MMP activities of the aortic segment were assessed with zymography. Briefly, samples were minced and homogenized in ice-cold PBS, then tissues were centrifuged to collect proteins. Protein content was measured by a Bio-Rad protein assay, and SDS-polyacrylamide gel electrophoresis zymography was performed. One part of homogenate containing 30 μg of protein was loaded on a 10% SDS-polyacrylamide gel containing 0.1% gelatin.

Statistical analyses

All data was presented as mean ± SD. SPSS 20.0 (SPSS, Chicago, IL) was used for statistical analysis. Results were compared by one-way ANOVA, followed by Tukey-Kramer post hoc test and independent samples t test.
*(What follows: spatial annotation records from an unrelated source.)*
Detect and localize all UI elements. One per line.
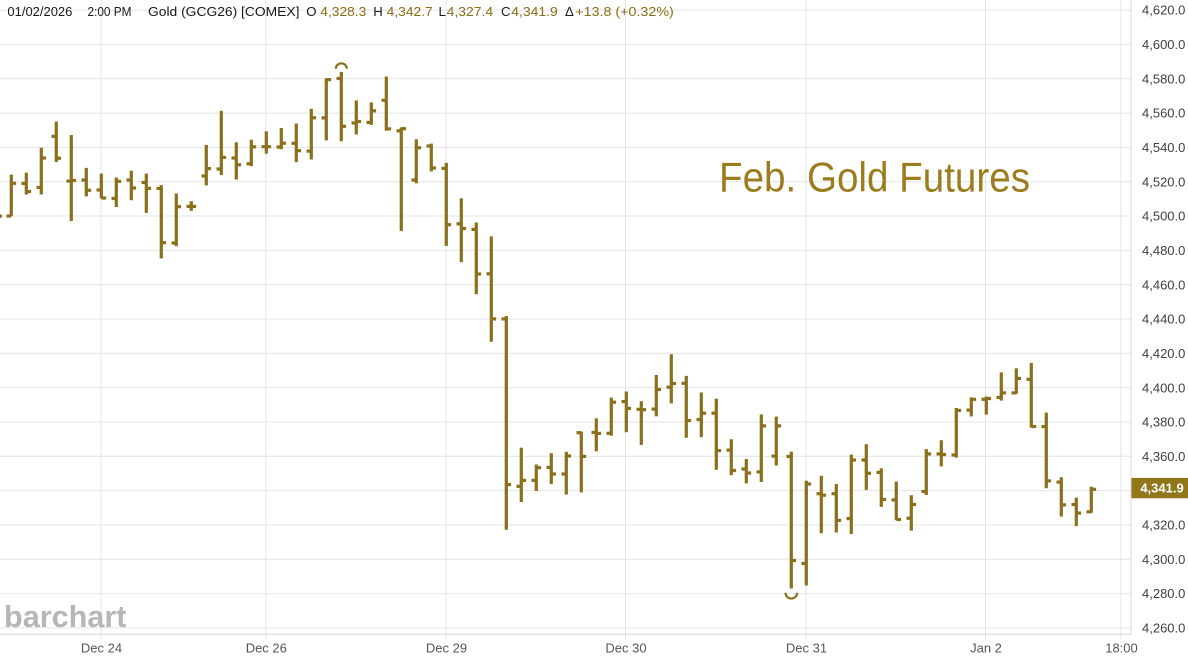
svg-text:4,300.0: 4,300.0 xyxy=(1142,552,1185,567)
svg-text:Gold (GCG26) [COMEX]: Gold (GCG26) [COMEX] xyxy=(148,4,300,19)
svg-text:4,341.9: 4,341.9 xyxy=(511,4,558,19)
svg-text:Δ: Δ xyxy=(565,4,574,19)
svg-text:4,420.0: 4,420.0 xyxy=(1142,346,1185,361)
svg-text:H: H xyxy=(373,4,383,19)
svg-text:4,600.0: 4,600.0 xyxy=(1142,37,1185,52)
svg-text:4,342.7: 4,342.7 xyxy=(387,4,433,19)
svg-text:Feb. Gold Futures: Feb. Gold Futures xyxy=(719,154,1030,201)
svg-text:2:00 PM: 2:00 PM xyxy=(88,4,132,19)
svg-text:18:00: 18:00 xyxy=(1105,641,1138,656)
svg-text:4,440.0: 4,440.0 xyxy=(1142,312,1185,327)
svg-text:4,341.9: 4,341.9 xyxy=(1140,481,1183,496)
svg-text:4,620.0: 4,620.0 xyxy=(1142,3,1185,18)
svg-text:O: O xyxy=(306,4,316,19)
svg-text:4,500.0: 4,500.0 xyxy=(1142,209,1185,224)
svg-text:L: L xyxy=(439,4,446,19)
svg-text:Dec 24: Dec 24 xyxy=(81,641,122,656)
svg-text:Dec 30: Dec 30 xyxy=(605,641,646,656)
svg-text:+13.8 (+0.32%): +13.8 (+0.32%) xyxy=(575,4,674,19)
svg-text:Dec 29: Dec 29 xyxy=(426,641,467,656)
svg-text:4,580.0: 4,580.0 xyxy=(1142,71,1185,86)
svg-text:4,540.0: 4,540.0 xyxy=(1142,140,1185,155)
svg-text:4,460.0: 4,460.0 xyxy=(1142,277,1185,292)
svg-text:4,320.0: 4,320.0 xyxy=(1142,518,1185,533)
svg-text:C: C xyxy=(501,4,511,19)
svg-text:4,360.0: 4,360.0 xyxy=(1142,449,1185,464)
svg-text:4,480.0: 4,480.0 xyxy=(1142,243,1185,258)
svg-text:Jan 2: Jan 2 xyxy=(970,641,1002,656)
svg-text:4,520.0: 4,520.0 xyxy=(1142,174,1185,189)
svg-text:4,560.0: 4,560.0 xyxy=(1142,106,1185,121)
svg-text:barchart: barchart xyxy=(4,600,126,634)
svg-text:Dec 26: Dec 26 xyxy=(246,641,287,656)
svg-text:4,328.3: 4,328.3 xyxy=(320,4,366,19)
svg-text:4,327.4: 4,327.4 xyxy=(447,4,494,19)
svg-text:Dec 31: Dec 31 xyxy=(786,641,827,656)
svg-text:4,380.0: 4,380.0 xyxy=(1142,415,1185,430)
svg-text:4,280.0: 4,280.0 xyxy=(1142,586,1185,601)
svg-text:4,400.0: 4,400.0 xyxy=(1142,380,1185,395)
svg-text:01/02/2026: 01/02/2026 xyxy=(7,4,72,19)
svg-text:4,260.0: 4,260.0 xyxy=(1142,621,1185,636)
P<0.05 was considered statistically significant.

Abbreviations

GAS6: growth arrest-specific protein 6; WT: wild type; TU: testosterone undecanoate; SHBG: sex hormone binding globulin; VSMCs: vascular smooth muscle cells; IMT: intima-media thickness; Dd: diastolic diameter; Ds: systolic diameter; CD: coefficient distention; β: stiffness parameter; Ep: pressure-strain elastic modulus; DC: distensibility coefficient; CC: compliance coefficient; SBP: systolic blood pressure; DBP: diastolic blood pressure; MBP: mean blood pressure; PP: pulse pressure; TRT: testosterone replacement therapy; DOCA: deoxycorticosterone acetate; BCA: bicinchoninic acid assay; ECL: enhanced chemiluminescence; BSA: bovine serum albumin.

Author Contributions

Y.Q.C. designed the experiments and performed most of the experiments and data analysis. H.M.Z. collected data and participated in manuscript preparation. Y.Y.S. and M.Z. managed funding, participated in study design and manuscript preparation. F.F.C., Y.P.L., L.H., M.S., Z.H.W. and W.Z. contributed to discussion and manuscript preparation.

Acknowledgments

We would like to thank Professor Pan J for offering the Axl-/- male mice.

Conflicts of Interest

The authors declare that they have no conflicts of interest.

Funding

This work was supported by the research grants from the National Natural Science Foundation of China (81600633, 81702194, 81873534, 81670411, 81570400, 81801953, 81470560, 81471036), Key research and development program of Shandong Province (2019GSF108041, 2018GSF118002, 2018GSF118017, 2017GSF18156), the Natural Science Foundation of Shandong Province (ZR2014HQ037, ZR2017BH023, ZR2019QH010).